Limitations and Strengths

This was an observational study because of which unmeasured confounding or hidden bias might be present. We were unable to account for seasonal variability in the (25-OH)D levels or the methodology utilized to measure (25-OH)D levels in each individual cases. We were unable to account for the use of over-the-counter Vit-D supplements that were not listed in the medical record. Our database does not have all the clinical data regarding indications for initiating and not initiating Vit-D treatment. Additionally, we were unable to determine the compliance and duration of therapy. The cause of death could not be ascertained because which cardiovascular cause of mortality was not measured. Furthermore, outcomes were determined using ICD-9 and ICD-10 codes which could have its own limitations. The results of our study may not be applicable to other populations as this study only included veterans, which is an unique population. Race variable is not available in the database available to us, hence racial differences in the population could not be accounted for.

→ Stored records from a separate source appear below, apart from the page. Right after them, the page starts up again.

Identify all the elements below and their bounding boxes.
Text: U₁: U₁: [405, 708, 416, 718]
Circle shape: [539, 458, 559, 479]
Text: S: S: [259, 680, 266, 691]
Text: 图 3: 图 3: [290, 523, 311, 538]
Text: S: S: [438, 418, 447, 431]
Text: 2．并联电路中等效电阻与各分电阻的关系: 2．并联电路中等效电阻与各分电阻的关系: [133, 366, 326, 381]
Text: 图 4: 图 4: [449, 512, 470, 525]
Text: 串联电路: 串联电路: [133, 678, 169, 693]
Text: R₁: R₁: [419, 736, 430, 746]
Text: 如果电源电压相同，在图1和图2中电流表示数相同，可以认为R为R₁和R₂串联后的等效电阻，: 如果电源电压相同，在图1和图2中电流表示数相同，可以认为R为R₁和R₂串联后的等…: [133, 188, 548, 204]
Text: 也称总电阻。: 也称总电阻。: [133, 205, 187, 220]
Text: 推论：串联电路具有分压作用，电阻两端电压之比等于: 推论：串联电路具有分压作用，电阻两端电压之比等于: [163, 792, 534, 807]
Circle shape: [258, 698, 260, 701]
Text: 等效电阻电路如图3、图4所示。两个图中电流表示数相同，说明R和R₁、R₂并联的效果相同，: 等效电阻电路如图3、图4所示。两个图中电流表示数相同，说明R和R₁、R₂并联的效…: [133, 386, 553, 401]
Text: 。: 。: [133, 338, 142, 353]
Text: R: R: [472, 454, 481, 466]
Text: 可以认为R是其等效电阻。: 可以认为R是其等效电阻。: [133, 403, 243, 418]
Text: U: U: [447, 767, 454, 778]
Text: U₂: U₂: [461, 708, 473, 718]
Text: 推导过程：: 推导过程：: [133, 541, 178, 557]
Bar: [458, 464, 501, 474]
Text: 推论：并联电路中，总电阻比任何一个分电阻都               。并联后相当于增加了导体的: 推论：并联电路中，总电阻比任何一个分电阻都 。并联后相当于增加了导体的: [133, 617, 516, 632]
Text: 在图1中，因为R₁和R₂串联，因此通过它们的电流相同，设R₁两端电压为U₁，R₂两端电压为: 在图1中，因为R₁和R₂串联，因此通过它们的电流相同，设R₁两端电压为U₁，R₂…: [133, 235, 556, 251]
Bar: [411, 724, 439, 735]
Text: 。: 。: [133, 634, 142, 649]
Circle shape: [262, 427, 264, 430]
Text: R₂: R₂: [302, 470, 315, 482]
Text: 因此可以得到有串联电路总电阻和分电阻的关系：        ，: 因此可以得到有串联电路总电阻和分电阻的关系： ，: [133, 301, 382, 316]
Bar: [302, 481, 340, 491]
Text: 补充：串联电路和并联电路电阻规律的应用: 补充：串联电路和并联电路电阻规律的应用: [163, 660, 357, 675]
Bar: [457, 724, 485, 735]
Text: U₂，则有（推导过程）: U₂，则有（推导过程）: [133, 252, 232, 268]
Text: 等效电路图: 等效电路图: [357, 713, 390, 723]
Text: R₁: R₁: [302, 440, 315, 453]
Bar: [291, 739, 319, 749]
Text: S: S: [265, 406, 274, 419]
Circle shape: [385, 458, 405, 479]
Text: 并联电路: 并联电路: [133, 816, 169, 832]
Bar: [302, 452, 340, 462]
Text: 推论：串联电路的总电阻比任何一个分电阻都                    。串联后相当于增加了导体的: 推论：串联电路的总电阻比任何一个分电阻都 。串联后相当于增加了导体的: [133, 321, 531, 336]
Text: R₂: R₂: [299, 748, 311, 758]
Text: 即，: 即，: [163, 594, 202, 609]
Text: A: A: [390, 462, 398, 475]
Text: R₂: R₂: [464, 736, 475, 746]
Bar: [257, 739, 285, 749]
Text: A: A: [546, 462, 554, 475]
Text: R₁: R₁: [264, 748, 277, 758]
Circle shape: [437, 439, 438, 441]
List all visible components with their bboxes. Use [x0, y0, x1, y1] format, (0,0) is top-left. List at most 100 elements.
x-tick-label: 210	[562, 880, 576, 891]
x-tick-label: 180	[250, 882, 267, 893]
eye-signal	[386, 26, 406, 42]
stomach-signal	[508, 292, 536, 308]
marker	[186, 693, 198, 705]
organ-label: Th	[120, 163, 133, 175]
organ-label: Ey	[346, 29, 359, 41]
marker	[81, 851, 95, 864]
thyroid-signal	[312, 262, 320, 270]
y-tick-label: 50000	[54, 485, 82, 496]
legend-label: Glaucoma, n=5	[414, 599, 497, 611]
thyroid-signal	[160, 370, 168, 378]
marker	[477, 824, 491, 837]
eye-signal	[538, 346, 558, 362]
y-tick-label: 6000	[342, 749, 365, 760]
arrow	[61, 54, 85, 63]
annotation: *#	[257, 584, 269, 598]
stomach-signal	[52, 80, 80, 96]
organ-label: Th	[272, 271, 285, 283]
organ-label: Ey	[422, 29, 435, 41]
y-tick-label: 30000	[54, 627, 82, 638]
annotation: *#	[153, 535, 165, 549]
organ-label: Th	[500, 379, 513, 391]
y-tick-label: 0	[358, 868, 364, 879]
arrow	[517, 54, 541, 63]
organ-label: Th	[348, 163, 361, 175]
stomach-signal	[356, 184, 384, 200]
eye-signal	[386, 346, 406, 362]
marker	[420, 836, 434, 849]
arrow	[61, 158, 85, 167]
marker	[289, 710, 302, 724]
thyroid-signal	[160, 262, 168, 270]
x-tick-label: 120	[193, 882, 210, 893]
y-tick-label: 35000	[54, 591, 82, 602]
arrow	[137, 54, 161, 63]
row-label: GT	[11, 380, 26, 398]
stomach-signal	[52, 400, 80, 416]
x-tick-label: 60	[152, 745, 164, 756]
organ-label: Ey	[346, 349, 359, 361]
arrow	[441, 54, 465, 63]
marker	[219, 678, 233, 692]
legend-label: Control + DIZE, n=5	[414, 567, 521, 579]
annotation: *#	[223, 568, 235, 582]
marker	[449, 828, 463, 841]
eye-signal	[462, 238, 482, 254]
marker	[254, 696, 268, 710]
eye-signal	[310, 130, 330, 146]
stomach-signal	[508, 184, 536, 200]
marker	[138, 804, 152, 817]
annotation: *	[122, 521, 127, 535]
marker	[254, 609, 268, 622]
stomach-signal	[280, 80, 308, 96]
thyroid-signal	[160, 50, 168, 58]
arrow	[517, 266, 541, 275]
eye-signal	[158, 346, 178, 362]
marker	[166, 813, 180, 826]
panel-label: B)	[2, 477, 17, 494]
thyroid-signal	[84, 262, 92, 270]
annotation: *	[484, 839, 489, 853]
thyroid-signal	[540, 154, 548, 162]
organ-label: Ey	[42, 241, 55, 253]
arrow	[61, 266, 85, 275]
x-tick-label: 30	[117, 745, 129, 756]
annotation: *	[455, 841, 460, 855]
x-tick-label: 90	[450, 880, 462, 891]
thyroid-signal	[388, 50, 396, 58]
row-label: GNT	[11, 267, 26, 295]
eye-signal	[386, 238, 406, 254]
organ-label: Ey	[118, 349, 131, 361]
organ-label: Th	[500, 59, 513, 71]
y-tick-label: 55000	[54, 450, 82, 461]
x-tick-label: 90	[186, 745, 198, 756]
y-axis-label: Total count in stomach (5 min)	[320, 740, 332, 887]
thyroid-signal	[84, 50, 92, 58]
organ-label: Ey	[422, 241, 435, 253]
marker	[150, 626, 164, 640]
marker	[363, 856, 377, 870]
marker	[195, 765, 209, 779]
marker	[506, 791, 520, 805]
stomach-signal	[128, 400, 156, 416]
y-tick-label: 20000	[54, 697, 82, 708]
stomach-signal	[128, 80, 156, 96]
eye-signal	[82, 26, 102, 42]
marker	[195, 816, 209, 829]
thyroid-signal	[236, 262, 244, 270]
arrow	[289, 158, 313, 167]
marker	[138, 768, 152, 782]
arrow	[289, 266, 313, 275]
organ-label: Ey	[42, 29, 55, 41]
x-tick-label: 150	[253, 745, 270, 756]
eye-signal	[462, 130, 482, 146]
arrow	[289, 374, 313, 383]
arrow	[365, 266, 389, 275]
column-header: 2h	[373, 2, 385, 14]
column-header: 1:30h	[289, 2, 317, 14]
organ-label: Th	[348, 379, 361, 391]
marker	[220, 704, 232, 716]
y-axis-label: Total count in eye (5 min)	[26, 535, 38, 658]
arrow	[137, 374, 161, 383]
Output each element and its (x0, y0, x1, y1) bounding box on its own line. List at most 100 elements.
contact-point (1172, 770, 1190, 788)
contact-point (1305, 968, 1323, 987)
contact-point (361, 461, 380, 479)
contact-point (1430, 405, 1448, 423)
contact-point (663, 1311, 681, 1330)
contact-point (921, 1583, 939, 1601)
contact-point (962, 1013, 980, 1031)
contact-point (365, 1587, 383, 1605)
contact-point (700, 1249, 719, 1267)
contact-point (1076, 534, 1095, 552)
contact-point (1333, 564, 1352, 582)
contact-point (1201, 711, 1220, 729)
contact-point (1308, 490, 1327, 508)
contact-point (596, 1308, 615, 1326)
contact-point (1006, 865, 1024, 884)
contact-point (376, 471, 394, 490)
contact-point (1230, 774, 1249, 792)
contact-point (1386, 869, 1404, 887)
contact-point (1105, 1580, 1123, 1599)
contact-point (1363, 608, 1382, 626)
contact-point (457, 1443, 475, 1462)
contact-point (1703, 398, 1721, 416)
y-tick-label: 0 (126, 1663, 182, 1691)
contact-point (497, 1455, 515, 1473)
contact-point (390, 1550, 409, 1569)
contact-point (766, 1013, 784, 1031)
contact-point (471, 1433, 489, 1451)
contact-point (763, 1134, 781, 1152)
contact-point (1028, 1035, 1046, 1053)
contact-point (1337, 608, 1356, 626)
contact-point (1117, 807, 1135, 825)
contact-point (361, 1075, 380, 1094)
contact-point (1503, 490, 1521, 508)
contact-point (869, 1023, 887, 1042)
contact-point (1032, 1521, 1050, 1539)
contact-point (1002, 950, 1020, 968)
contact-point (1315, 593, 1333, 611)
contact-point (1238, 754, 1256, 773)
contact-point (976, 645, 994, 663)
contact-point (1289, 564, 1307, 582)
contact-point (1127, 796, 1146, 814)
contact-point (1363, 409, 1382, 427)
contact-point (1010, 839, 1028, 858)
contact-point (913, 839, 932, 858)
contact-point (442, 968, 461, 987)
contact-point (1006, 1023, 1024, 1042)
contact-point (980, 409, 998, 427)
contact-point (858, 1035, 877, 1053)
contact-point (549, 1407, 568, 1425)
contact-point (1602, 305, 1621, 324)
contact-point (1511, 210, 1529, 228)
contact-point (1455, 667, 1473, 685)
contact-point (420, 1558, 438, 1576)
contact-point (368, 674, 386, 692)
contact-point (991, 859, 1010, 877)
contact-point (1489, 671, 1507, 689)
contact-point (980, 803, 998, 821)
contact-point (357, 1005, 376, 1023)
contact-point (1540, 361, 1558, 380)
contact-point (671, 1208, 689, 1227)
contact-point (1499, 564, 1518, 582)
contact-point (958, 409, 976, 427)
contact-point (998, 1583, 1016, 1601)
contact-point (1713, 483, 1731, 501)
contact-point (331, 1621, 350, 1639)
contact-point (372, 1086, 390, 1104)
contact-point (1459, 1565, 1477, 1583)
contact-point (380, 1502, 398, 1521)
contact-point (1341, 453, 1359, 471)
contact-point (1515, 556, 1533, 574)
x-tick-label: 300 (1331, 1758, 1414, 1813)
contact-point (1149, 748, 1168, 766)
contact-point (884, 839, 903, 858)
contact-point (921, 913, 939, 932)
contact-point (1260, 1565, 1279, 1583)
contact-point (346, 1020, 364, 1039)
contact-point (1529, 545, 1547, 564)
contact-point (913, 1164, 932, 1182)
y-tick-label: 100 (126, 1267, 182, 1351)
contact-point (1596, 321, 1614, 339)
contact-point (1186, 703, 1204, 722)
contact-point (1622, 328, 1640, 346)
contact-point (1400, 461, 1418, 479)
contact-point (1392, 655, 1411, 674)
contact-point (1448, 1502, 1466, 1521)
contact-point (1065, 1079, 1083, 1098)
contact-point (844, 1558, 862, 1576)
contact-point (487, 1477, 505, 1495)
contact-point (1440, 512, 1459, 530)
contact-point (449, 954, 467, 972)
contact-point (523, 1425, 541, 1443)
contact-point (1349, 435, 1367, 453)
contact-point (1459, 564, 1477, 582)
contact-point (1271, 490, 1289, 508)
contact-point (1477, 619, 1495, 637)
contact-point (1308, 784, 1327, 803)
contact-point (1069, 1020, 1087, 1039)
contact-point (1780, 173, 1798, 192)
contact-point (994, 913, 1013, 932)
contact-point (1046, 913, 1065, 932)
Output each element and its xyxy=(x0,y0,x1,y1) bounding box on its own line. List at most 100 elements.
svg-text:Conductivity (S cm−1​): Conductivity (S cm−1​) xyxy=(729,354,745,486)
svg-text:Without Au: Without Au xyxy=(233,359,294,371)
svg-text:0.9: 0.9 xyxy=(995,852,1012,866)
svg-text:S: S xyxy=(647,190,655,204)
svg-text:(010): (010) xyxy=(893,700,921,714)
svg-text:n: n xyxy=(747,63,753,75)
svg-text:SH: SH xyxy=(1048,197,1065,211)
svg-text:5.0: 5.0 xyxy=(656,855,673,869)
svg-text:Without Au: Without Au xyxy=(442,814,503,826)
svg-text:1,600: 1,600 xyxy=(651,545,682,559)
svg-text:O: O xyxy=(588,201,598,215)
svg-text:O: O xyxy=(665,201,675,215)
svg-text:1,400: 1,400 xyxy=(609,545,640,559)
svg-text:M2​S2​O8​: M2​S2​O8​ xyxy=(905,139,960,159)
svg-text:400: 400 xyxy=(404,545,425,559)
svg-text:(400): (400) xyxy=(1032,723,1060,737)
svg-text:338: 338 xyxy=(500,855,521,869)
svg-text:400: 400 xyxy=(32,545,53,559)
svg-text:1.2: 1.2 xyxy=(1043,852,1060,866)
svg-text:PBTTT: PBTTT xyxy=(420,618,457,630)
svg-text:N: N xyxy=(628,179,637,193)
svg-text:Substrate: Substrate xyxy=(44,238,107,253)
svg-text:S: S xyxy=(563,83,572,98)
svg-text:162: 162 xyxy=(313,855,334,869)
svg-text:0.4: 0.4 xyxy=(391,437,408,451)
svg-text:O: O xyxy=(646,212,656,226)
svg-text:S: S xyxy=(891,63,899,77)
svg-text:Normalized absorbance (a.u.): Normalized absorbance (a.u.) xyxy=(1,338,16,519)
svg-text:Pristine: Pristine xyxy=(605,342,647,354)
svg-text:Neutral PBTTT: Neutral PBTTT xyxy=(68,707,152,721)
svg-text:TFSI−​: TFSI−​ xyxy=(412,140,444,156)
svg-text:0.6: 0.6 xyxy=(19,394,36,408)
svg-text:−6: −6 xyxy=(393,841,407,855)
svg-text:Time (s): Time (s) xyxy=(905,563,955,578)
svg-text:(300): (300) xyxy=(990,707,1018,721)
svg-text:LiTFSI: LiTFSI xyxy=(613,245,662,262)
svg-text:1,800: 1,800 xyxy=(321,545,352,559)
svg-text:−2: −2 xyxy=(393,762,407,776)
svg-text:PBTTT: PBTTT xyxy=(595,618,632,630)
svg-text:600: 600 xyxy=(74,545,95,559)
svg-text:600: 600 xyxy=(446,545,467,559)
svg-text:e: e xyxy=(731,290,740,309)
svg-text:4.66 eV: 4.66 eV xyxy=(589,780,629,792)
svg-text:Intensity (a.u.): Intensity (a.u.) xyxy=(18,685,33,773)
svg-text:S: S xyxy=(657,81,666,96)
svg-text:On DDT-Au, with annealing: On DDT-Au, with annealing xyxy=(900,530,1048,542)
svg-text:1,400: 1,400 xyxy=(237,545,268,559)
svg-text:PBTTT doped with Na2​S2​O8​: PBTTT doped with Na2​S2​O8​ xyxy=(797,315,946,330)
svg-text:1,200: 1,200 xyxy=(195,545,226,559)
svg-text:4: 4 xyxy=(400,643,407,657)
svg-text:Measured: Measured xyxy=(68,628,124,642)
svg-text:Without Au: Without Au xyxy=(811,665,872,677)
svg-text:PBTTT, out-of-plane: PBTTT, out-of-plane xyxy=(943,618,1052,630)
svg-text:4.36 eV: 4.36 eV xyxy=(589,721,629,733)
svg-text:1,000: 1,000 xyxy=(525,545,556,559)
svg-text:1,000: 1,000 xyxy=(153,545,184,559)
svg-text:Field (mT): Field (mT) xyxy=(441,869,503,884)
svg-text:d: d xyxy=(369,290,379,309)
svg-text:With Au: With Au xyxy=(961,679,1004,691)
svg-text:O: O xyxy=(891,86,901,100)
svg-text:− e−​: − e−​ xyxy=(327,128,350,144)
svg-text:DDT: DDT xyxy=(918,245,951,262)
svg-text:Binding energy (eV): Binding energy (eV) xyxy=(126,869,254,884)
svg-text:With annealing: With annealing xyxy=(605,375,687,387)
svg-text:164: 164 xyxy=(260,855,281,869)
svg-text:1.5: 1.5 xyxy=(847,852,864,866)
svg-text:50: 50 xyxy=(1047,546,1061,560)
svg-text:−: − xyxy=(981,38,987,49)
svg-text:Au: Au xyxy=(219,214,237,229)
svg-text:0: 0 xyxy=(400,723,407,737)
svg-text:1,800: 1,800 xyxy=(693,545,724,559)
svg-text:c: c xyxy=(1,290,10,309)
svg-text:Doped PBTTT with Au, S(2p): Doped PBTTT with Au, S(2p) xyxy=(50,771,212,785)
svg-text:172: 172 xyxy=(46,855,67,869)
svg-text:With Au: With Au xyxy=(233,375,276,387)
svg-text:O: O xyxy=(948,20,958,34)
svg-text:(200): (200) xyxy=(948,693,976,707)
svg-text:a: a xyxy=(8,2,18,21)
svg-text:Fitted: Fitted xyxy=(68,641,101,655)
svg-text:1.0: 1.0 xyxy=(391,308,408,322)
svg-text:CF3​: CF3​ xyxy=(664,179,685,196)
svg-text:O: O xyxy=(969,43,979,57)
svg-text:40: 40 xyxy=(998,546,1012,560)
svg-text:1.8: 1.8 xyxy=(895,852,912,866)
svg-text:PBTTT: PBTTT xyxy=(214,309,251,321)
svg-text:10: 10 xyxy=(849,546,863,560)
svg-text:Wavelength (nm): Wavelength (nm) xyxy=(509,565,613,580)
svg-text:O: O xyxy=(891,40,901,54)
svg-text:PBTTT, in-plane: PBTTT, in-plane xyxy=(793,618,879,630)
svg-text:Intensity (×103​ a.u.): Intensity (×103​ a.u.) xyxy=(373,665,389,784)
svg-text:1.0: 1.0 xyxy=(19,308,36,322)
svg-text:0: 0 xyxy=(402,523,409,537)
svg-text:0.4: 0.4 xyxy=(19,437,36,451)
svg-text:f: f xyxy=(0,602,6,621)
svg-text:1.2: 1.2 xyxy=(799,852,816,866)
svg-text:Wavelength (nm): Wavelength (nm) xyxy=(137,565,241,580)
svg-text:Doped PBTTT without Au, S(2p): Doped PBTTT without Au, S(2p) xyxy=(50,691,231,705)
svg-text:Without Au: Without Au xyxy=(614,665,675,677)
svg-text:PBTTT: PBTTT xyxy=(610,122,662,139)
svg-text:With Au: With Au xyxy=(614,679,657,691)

The strength of our study is that we only included patients with low (25-OH)D levels (≤20 ng/mL) with extensive follow-up of up to 14 years. Each patient had at least 2 separate measurements of (25-OH)D levels to confirm the status and to measure the effect of Vit-D supplementation. We only included patients with consistent levels within each group. We were also able to stratify the patient population according to the (25-OH)D level that was maintained over the years of follow-up rather than relying only on the baseline (25-OH)D level or the dose and type of Vit-D treatment received.

Conclusion

Results from our current study suggest in patients with Vit-D deficiency and no prior history of MI, treatment to the (25-OH)D level of >20 ng/mL was associated with a significantly lower risk of all-cause mortality. Our study also highlights that in this population reduction in the risk of MI was observed only with the increase in the (25-OH)D levels to ≥30 ng/mL. In the future, adequately powered, prospective, well-designed trials with a long-term follow-up will be needed to reach a conclusive agreement regarding the effect of Vit-D supplementation, and postsupplement (25-OH)D target levels on MI risk.